In some countries, people knock you down as soon as you try to stand out. In Iceland, it is the reverse

“The Icelandic community is so small,” adds Arnalds, “that we have to work with each other.” Singer and songwriter Jófríður Ákadóttir aka JFDR agrees with Arnalds. Chatting before rehearsing new material with the Reykjavik Chamber Orchestra, she allows that because there are so many accomplished musicians in Iceland there is less rivalry. “I don’t think music thrives very well when there is a lot of competition,” she remarks. “Ireland and Iceland are generally very supportive to musicians, but you have to be resourceful as well because there aren’t that many people here.”

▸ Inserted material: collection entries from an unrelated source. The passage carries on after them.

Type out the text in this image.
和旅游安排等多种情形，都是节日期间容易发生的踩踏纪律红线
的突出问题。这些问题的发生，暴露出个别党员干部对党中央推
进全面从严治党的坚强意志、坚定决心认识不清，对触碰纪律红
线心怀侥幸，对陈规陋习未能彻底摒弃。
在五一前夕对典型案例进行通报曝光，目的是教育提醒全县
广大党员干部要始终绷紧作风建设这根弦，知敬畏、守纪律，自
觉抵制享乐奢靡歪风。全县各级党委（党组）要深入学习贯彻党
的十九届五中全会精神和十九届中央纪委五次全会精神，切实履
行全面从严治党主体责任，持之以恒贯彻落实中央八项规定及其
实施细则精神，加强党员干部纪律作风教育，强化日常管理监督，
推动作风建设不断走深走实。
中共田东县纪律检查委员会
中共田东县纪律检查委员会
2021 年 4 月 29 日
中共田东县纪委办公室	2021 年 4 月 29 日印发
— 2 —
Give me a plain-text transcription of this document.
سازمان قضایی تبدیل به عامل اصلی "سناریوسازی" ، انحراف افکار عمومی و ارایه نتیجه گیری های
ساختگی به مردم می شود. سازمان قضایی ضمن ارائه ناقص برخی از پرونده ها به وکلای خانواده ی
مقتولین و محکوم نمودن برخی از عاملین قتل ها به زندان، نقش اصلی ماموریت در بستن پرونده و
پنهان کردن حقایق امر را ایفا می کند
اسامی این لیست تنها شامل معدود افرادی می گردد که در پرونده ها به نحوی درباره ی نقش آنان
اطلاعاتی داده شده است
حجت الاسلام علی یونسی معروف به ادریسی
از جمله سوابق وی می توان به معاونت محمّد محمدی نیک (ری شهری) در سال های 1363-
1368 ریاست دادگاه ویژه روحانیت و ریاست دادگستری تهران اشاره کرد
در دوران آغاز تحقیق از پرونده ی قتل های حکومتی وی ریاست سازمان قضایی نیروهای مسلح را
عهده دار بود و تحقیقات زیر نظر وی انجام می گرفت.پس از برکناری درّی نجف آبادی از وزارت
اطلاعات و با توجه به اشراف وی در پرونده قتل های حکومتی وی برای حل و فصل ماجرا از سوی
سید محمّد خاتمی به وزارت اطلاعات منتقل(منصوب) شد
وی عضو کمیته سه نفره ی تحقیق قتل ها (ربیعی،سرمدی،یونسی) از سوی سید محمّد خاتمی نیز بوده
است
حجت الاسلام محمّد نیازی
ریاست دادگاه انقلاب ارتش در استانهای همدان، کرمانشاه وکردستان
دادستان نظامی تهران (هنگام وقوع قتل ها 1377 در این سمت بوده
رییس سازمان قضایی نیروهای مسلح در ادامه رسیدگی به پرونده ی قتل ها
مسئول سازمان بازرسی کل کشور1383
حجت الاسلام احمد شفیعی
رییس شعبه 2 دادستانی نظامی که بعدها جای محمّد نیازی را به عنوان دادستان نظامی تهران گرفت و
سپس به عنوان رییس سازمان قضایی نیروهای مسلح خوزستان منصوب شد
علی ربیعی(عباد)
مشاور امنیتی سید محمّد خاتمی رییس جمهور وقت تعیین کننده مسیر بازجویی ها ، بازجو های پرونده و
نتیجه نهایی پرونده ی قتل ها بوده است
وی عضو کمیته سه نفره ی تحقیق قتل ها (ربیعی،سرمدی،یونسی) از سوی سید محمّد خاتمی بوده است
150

For some, it is not only the survival of the most resourceful. It is also being aware, instinctively, of music that isn’t perceived as being archetypal. GKR belongs to a large (and increasingly praised) hip-hop congregation that includes Króli, Alvia, Countess Malaise, Reykjavíkurdaetur and Lord Pusswhip. Admitting that he uses his creativity to self-medicate bouts of depression, GKR tells me that he got into acts such as Kanye West and Wu Tang Clan because, “similar to punk, hip-hop is unfiltered, it’s like having a friend talk to you.”

Earworm mix

At his office-cum-studio on the outskirts of the city, GKR presses a button to play an unreleased song that is an earworm mix of commercial pop and hip-hop. The only problem is that I don’t understand the lyrics. The tune is so patently radio-friendly, I suggest it would surely be an international hit if they were in English.

“If I start to sing in English,” GKR says, “then it has to be natural. I don’t want to force it, because then it might come across as opportunistic.” Such is the nature of this Icelandic musician: he doesn’t necessarily want success if it doesn’t match his principles, or (perhaps more significantly) his own sense of achievement.

On and off the island, notes Magnason, there is an instinctive appreciation for creative accomplishments of Icelandic musicians/artists, and what he perceptively describes as “a tolerance for strangeness”. In some countries, he says, “people are known for knocking you down as soon as you try to stand out. They ask ‘who do you think you are?’ In Iceland, it is the reverse.”

Tolerance for oddness? Boundless experimentation? Reckless spontaneity? The importance and impact of community? At the bar, Sigur Rós’s Georg Hólm nurses a second beer. “It is either these or every single musician in Iceland is misunderstanding something,” he says. “But, you know, whatever is lost in translation is absolutely okay.”

Back at the decommissioned power plant, Daniel Auðunsson reckons there is some level of artistic chemistry in Iceland that can only be defined “by the mixture of bad weather, impulsiveness, and small communities. The lines of communication are shorter and therefore they interconnect easier.”

Over at the waterside café, Ólafur Arnalds points directly to Iceland’s psycho-geography, and how his country’s turbulent and tranquil terrain can subliminally influence, well, just about everything.

“Like DNA,” he states, “it is engraved in us.”

ICELAND AIRWAVES 2018

Iceland Airwaves has many reasons to celebrate, not least its 20th birthday, but also because it has steadfastly continued its policy of showcasing new music. The festival began as a one-off event in 1999 at an airplane hangar at Reykjavik Airport. Alongside the music, which is hosted across the compact city in a range of spaces – from major custom-built venues, art museums and churches to small bars, bookshops and record stores – there is a music industry conference/seminar strand. As much a recognised brand as a constituent part of the country's annual cultural calendar, this year Iceland Airwaves features 240 acts from 25 countries. The majority of performers are from Iceland, while international acts include Blood Orange, Soccer Mommy, Superorganism, Natalie Prass, Nadine Shah and Stereo Honey. Irish acts on the line-up are Fontaines DC and Rejjie Snow.